In the Old Testament, when the children of Israel sinned against God, many of them were bitten by serpents and died. When they cried out to Moses, the Lord told him to lift up a brass serpent on a pole. Everyone who looked at that serpent was forgiven, healed, and kept alive (Num. 21:4-9). In John 3:14 the Lord said, “As Moses lifted up the serpent in the wilderness, even so must the Son of Man be lifted up.” This means that when the Lord Jesus was crucified on the cross, He was lifted up as the brass serpent. He died so that the serpent might be destroyed. As the Lamb, He died on the cross to take away our sin. But as the brass serpent, He died on the cross to destroy the old serpent, Satan, the Devil (Heb. 2:14).

The brass serpent had only the likeness of a serpent. It did not have the poisonous nature. In the same way, Christ was made in the likeness of the flesh of sin (Rom. 8:3) yet He had no sin (2 Cor. 5:21; Heb. 4:15). When Christ destroyed Satan, He also did away with the satanic nature in our flesh.

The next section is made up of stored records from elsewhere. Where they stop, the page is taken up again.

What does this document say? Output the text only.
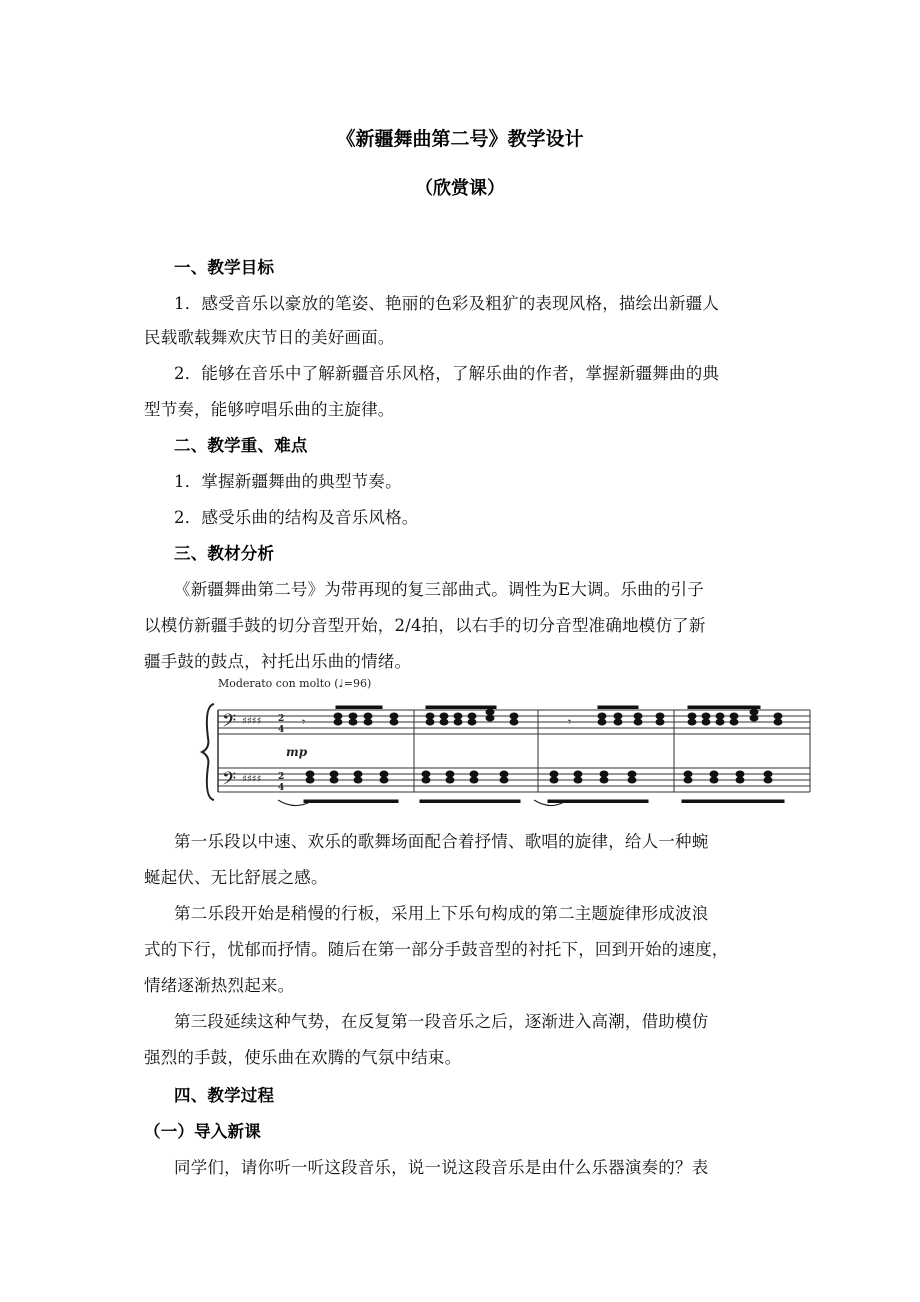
《新疆舞曲第二号》教学设计
（欣赏课）
一、教学目标
1．感受音乐以豪放的笔姿、艳丽的色彩及粗犷的表现风格，描绘出新疆人
民载歌载舞欢庆节日的美好画面。
2．能够在音乐中了解新疆音乐风格，了解乐曲的作者，掌握新疆舞曲的典
型节奏，能够哼唱乐曲的主旋律。
二、教学重、难点
1．掌握新疆舞曲的典型节奏。
2．感受乐曲的结构及音乐风格。
三、教材分析
《新疆舞曲第二号》为带再现的复三部曲式。调性为E大调。乐曲的引子
以模仿新疆手鼓的切分音型开始，2/4拍，以右手的切分音型准确地模仿了新
疆手鼓的鼓点，衬托出乐曲的情绪。
Moderato con molto (♩=96)
𝄢
𝄢
♯♯♯♯
♯♯♯♯
2
4
2
4
mp
𝄾	𝄾
第一乐段以中速、欢乐的歌舞场面配合着抒情、歌唱的旋律，给人一种蜿
蜒起伏、无比舒展之感。
第二乐段开始是稍慢的行板，采用上下乐句构成的第二主题旋律形成波浪
式的下行，忧郁而抒情。随后在第一部分手鼓音型的衬托下，回到开始的速度，
情绪逐渐热烈起来。
第三段延续这种气势，在反复第一段音乐之后，逐渐进入高潮，借助模仿
强烈的手鼓，使乐曲在欢腾的气氛中结束。
四、教学过程
（一）导入新课
同学们，请你听一听这段音乐，说一说这段音乐是由什么乐器演奏的？表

Now we must see that Christ also died as the grain of wheat. This is something on the positive side. In John 12:24, Christ described Himself as a grain of wheat: “Unless a grain of wheat falls into the ground and dies, it abides alone; but if it dies, it bears much fruit.” When you plant a seed in the ground, that is a kind of death, a burial. But what happens after that? Life comes up! It even bears fruit to produce more seeds.

The life of a grain of wheat is hidden inside its outer shell. When the grain falls into the ground, the shell breaks and the life inside is released. In the same way, Christ’s divine life was contained and concealed within the “shell” of His body. His death on the cross broke that shell so that His divine life could be released. His life was released so it could get into us! Before, He was the only God-man, a single grain. But through His death He has released His life. When we believed and called on the Lord Jesus, He came into us and we became His multiplication, the many grains!

To believe and to be so baptized are two parts of one complete step for receiving the full salvation of God. To be baptized without believing is merely an empty ritual; to believe without being baptized is to be saved only inwardly without an outward affirmation of the inward salvation. These two should go together. Moreover, water baptism should be accompanied by the Spirit baptism, even as the children of Israel were baptized in the sea (water) and in the cloud (Spirit)—1 Corinthians 10:2 and 12:13.

Mark 16:16 does not say “who does not believe and is not baptized shall be condemned.” This indicates that condemnation is related only to not believing; it is not related to not being baptized. Believing itself is sufficient for one to receive salvation from condemnation; yet believing needs baptism as an outward affirmation for the completion of one’s inward salvation.